Considering what factors influenced Flora’s changing identity raises many questions. Was it out of loyalty to her husband and family? As well as her husband, a number of her sons were British military officers during this time.
Maybe, having previously experienced the devastating power of the King’s army, Flora had no doubts that the Crown would succeed in quelling the revolution. Or, could Flora have been a reluctant Jacobite in earlier life – after all, she did marry a committed government supporter soon after the uprising.
Arguably, Flora Macdonald encapsulates the emerging duality of Scottish and British identities developing around the Empire in the late eighteenth century. Many of the emigrants from the British Isles during this time formed, or settled in, distinctive ethnic and regional communities that sat alongside – often uncomfortably – a shared sense of Britishness and British identity.
Whilst we can only guess at her personal motivations for supporting the Crown it seems evident that Flora Macdonald’s Jacobite and British loyalties highlight the complexities and fluidity of identity.
It was possible to have multiple identities simultaneously and, importantly, identities were flexible and had the ability to change over time.

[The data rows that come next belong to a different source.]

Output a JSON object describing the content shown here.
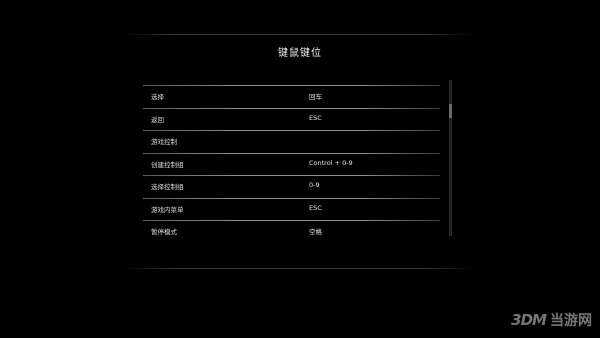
{
  "panel": {
    "title": "键鼠键位"
  },
  "bindings": [
    {
      "action": "选择",
      "key": "回车"
    },
    {
      "action": "返回",
      "key": "ESC"
    },
    {
      "action": "游戏控制",
      "key": ""
    },
    {
      "action": "创建控制组",
      "key": "Control + 0-9"
    },
    {
      "action": "选择控制组",
      "key": "0-9"
    },
    {
      "action": "游戏内菜单",
      "key": "ESC"
    },
    {
      "action": "暂停模式",
      "key": "空格"
    }
  ],
  "watermark": {
    "logo": "3DM",
    "site": "当游网"
  },
  "colors": {
    "background": "#000000",
    "text": "#e6e6e6",
    "separator": "#8a8a8a"
  }
}
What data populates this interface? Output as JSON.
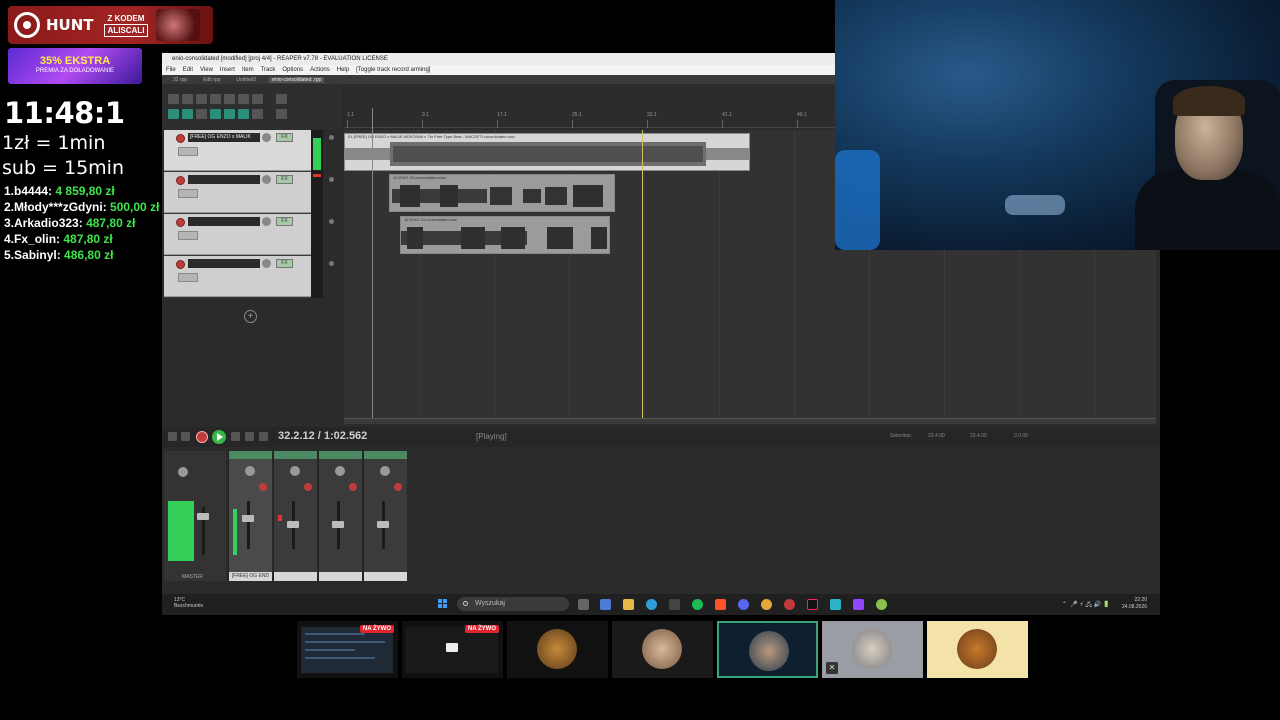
{
  "overlay": {
    "hunt": {
      "name": "HUNT",
      "code_prefix": "Z KODEM",
      "code": "ALISCALI"
    },
    "promo": {
      "main": "35% EKSTRA",
      "sub": "PREMIA ZA DOŁADOWANIE"
    },
    "timer": "11:48:1",
    "rate_min": "1zł = 1min",
    "rate_sub": "sub = 15min",
    "leaderboard": [
      {
        "rank": "1.",
        "name": "b4444:",
        "amount": "4 859,80 zł"
      },
      {
        "rank": "2.",
        "name": "Młody***zGdyni:",
        "amount": "500,00 zł"
      },
      {
        "rank": "3.",
        "name": "Arkadio323:",
        "amount": "487,80 zł"
      },
      {
        "rank": "4.",
        "name": "Fx_olin:",
        "amount": "487,80 zł"
      },
      {
        "rank": "5.",
        "name": "Sabinyl:",
        "amount": "486,80 zł"
      }
    ]
  },
  "reaper": {
    "title": "enio-consolidated [modified] [proj 4/4] - REAPER v7.78 - EVALUATION LICENSE",
    "menu": [
      "File",
      "Edit",
      "View",
      "Insert",
      "Item",
      "Track",
      "Options",
      "Actions",
      "Help",
      "[Toggle track record arming]"
    ],
    "tabs": [
      "32 rpp",
      "Edit rpp",
      "Untitled2",
      "enio-consolidated .rpp"
    ],
    "tracks": [
      {
        "name": "[FREE] OG ENZO x MALIK"
      },
      {
        "name": ""
      },
      {
        "name": ""
      },
      {
        "name": ""
      }
    ],
    "items": {
      "item1": "01-[FREE] OG ENZO x MALIK MONTANA x Tbr Free Type Beat - MACZETI-consolidated.wav",
      "item2": "15 ENIO 22-consolidated.wav",
      "item3": "16 ENIO 23-consolidated.wav"
    },
    "transport": {
      "time": "32.2.12 / 1:02.562",
      "state": "[Playing]",
      "selection_label": "Selection:",
      "sel_start": "23.4.00",
      "sel_end": "23.4.00",
      "sel_len": "0.0.00"
    },
    "mixer": {
      "master_label": "MASTER",
      "strip_names": [
        "[FREE] OG END",
        "",
        "",
        ""
      ]
    }
  },
  "taskbar": {
    "weather_temp": "13°C",
    "weather_desc": "Bezchmurnie",
    "search": "Wyszukaj",
    "time": "22:20",
    "date": "24.08.2026"
  },
  "thumbnails": {
    "live_label": "NA ŻYWO"
  }
}
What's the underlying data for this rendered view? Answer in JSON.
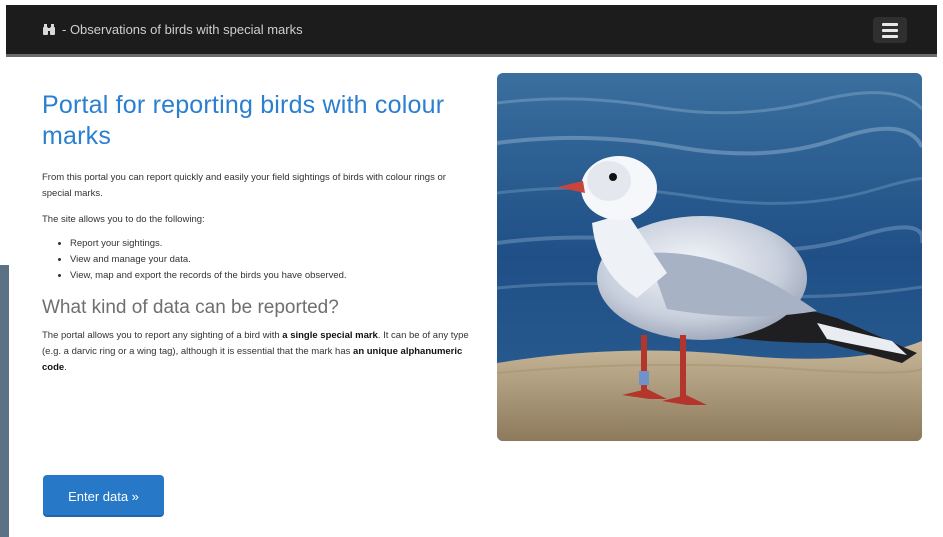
{
  "navbar": {
    "brand_text": "- Observations of birds with special marks",
    "brand_icon": "binoculars-icon",
    "menu_icon": "hamburger-menu-icon"
  },
  "main": {
    "title": "Portal for reporting birds with colour marks",
    "intro": "From this portal you can report quickly and easily your field sightings of birds with colour rings or special marks.",
    "allows": "The site allows you to do the following:",
    "list": [
      "Report your sightings.",
      "View and manage your data.",
      "View, map and export the records of the birds you have observed."
    ],
    "subtitle": "What kind of data can be reported?",
    "desc": {
      "part1": "The portal allows you to report any sighting of a bird with ",
      "bold1": "a single special mark",
      "part2": ". It can be of any type (e.g. a darvic ring or a wing tag), although it is essential that the mark has ",
      "bold2": "an unique alphanumeric code",
      "part3": "."
    },
    "enter_button": "Enter data »"
  },
  "colors": {
    "navbar_bg": "#1c1c1c",
    "title": "#2a7fd0",
    "button": "#2878c8"
  }
}
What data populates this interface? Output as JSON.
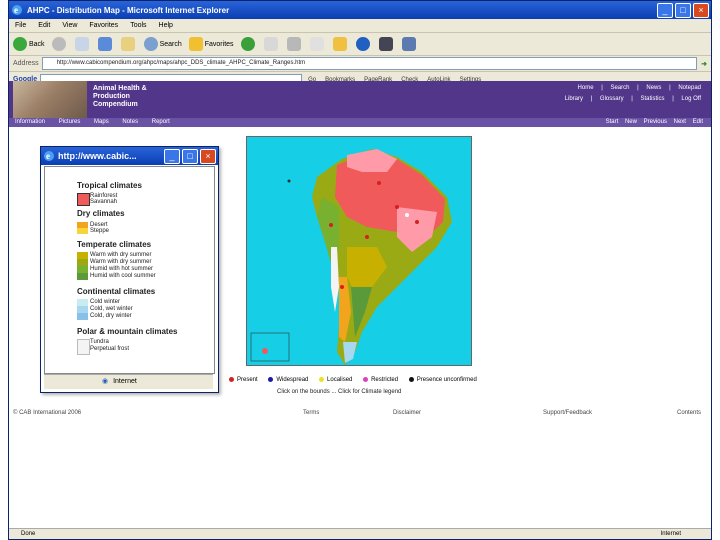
{
  "window": {
    "title": "AHPC - Distribution Map - Microsoft Internet Explorer"
  },
  "menu": [
    "File",
    "Edit",
    "View",
    "Favorites",
    "Tools",
    "Help"
  ],
  "toolbar": {
    "back": "Back",
    "search": "Search",
    "favorites": "Favorites"
  },
  "address": {
    "label": "Address",
    "url": "http://www.cabicompendium.org/ahpc/maps/ahpc_DDS_climate_AHPC_Climate_Ranges.htm"
  },
  "google": {
    "label": "Google",
    "items": [
      "Go",
      "Bookmarks",
      "PageRank",
      "Check",
      "AutoLink",
      "Settings"
    ]
  },
  "site": {
    "title_lines": [
      "Animal Health &",
      "Production",
      "Compendium"
    ],
    "links_top": [
      "Home",
      "|",
      "Search",
      "|",
      "News",
      "|",
      "Notepad"
    ],
    "links_bottom": [
      "Library",
      "|",
      "Glossary",
      "|",
      "Statistics",
      "|",
      "Log Off"
    ],
    "nav_left": [
      "Information",
      "Pictures",
      "Maps",
      "Notes",
      "Report"
    ],
    "nav_right": [
      "Start",
      "New",
      "Previous",
      "Next",
      "Edit"
    ]
  },
  "map_legend": [
    {
      "label": "Present",
      "color": "#d62020"
    },
    {
      "label": "Widespread",
      "color": "#1a1aa8"
    },
    {
      "label": "Localised",
      "color": "#f0e020"
    },
    {
      "label": "Restricted",
      "color": "#e040c0"
    },
    {
      "label": "Presence unconfirmed",
      "color": "#111111"
    }
  ],
  "map_note": "Click on the bounds ... Click for Climate legend",
  "footer": [
    "© CAB International 2006",
    "Terms",
    "Disclaimer",
    "Support/Feedback",
    "Contents"
  ],
  "status": {
    "left": "Done",
    "right": "Internet"
  },
  "popup": {
    "title": "http://www.cabic...",
    "status": "Internet",
    "groups": [
      {
        "title": "Tropical climates",
        "items": [
          {
            "label": "Rainforest",
            "color": "#f05a5a"
          },
          {
            "label": "Savannah",
            "color": "#ff9aa8"
          }
        ]
      },
      {
        "title": "Dry climates",
        "items": [
          {
            "label": "Desert",
            "color": "#f2a41c"
          },
          {
            "label": "Steppe",
            "color": "#f5d53a"
          }
        ]
      },
      {
        "title": "Temperate climates",
        "items": [
          {
            "label": "Warm with dry summer",
            "color": "#c8b000"
          },
          {
            "label": "Warm with dry summer",
            "color": "#9aaa14"
          },
          {
            "label": "Humid with hot summer",
            "color": "#78b030"
          },
          {
            "label": "Humid with cool summer",
            "color": "#5a9a3a"
          }
        ]
      },
      {
        "title": "Continental climates",
        "items": [
          {
            "label": "Cold winter",
            "color": "#c8ecf0"
          },
          {
            "label": "Cold, wet winter",
            "color": "#a8d8f0"
          },
          {
            "label": "Cold, dry winter",
            "color": "#88c0e8"
          }
        ]
      },
      {
        "title": "Polar & mountain climates",
        "items": [
          {
            "label": "Tundra",
            "color": "#f4f4f4"
          },
          {
            "label": "Perpetual frost",
            "color": "#ffffff"
          }
        ]
      }
    ]
  }
}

As Linda Colley aptly noted, identities ‘are not like hats… human beings can and do put on several at a time’. Although popular history has chosen to remember Flora Macdonald in a Jacobite hat, it seems that she wore more than one during her lifetime.
 For an overview of the Jacobite uprising of 1745-46 see Jeremy Black, Culloden and the ‘45 (Stroud: Sutton Publishing, 2000).
 For a detailed examination of Flora Macdonald see John Toffey, A woman nobly planned: fact and myth in the legacy of Flora MacDonald (Durham: Carolina Academic Press, 1997).
 Colley, L., Britons: Forging The Nation 1707-1837 (London: Yale University Press, 1992). p. 6.